September 3, 2011

The Land of Po: Warsaw


Poland. With the exception of Warsaw, I really liked it there. I was supposed to catch an early morning flight from London and land in Warsaw with six hours to get my bearings, have lunch, and explore before flying to Krakow. Several things caused these plans to go down the toilet. I got to Heathrow around 1am that morning and didn’t sleep, so I was tired and disoriented upon arrival in Warsaw. My flight was late and it took forever to find the left luggage office and buy a bus ticket, cutting in to my already short time. Luckily, I had done some internet research at home and picked up a few tips. I knew how to take the 175 aka “pickpocket bus” from the airport to the city, where I should walk to see famous sites, and how to say thank you (Jen KWEE yeh). I didn’t know what to expect but I was determined to see Warsaw instead of napping in the airport.

Clutching my purse tightly, I rode the hot, crowded pickpocket bus into the city and hopped off when this monstrosity came into view:

The Palace of Culture and Science

Ha, such a Soviet communist name. But in all seriousness, it’s one of the worst things I have ever seen. Stalin “gave” it to Poland as a “gift” during his reign. It’s like giving someone a really expensive but ugly shirt embroidered with “I suck but the person who gave me this shirt is awesome.” Today, The Palace houses a movie theater and other cultural and scientific things, I’m sure, but when I went in, all I could find was the movie theater, not even a bathroom. The whole time I was in the city I felt like this thing was looking over my shoulder, watching my every move. I don’t usually have strong architectural opinions but man, what an eyesore. I feel bad for people who have to see it everyday.

I just really hate it

I walked around Warsaw in a daze, dwarfed beneath ominously huge buildings. The streets were dingy and some as wide as our freeways. Four lanes each way doesn’t do much for pedestrian friendliness. I wanted to walk to Old Town Warsaw, the market square that was destroyed by the Germans during WWII and rebuilt afterwards to look really old again. But I didn’t make it. The map made it seem close but I failed to take Soviet city block length into consideration. It’s like they were giants or something.
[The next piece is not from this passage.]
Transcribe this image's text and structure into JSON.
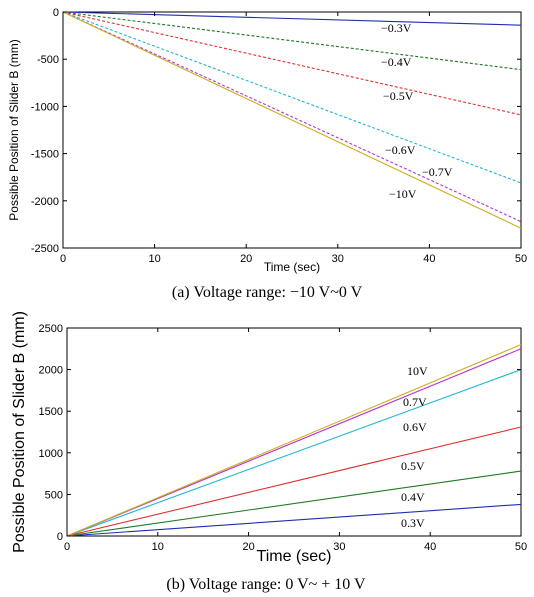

Maybe it was the sleep deprivation, or my natural distrust of “Eastern Europe,” but Warsaw was not nice. It struck me as anonymous and sad. I know I’m being unfair in judging a city based on a short visit, but that’s my story. It’s possible I could change my mind if I visit again, but I don’t see that happening any time soon. If you have something good to say about Warsaw, please, let me know. I shouldn’t beat up on it too much, though. For a city that’s seen that much destruction and foreign occupation, the fact it exists today is a triumph, I suppose. Still, I cannot tell you how glad I was to get out of there. 

1 comment:

dlilleness said...

Don't sugarcoat it, tell us how you really feel.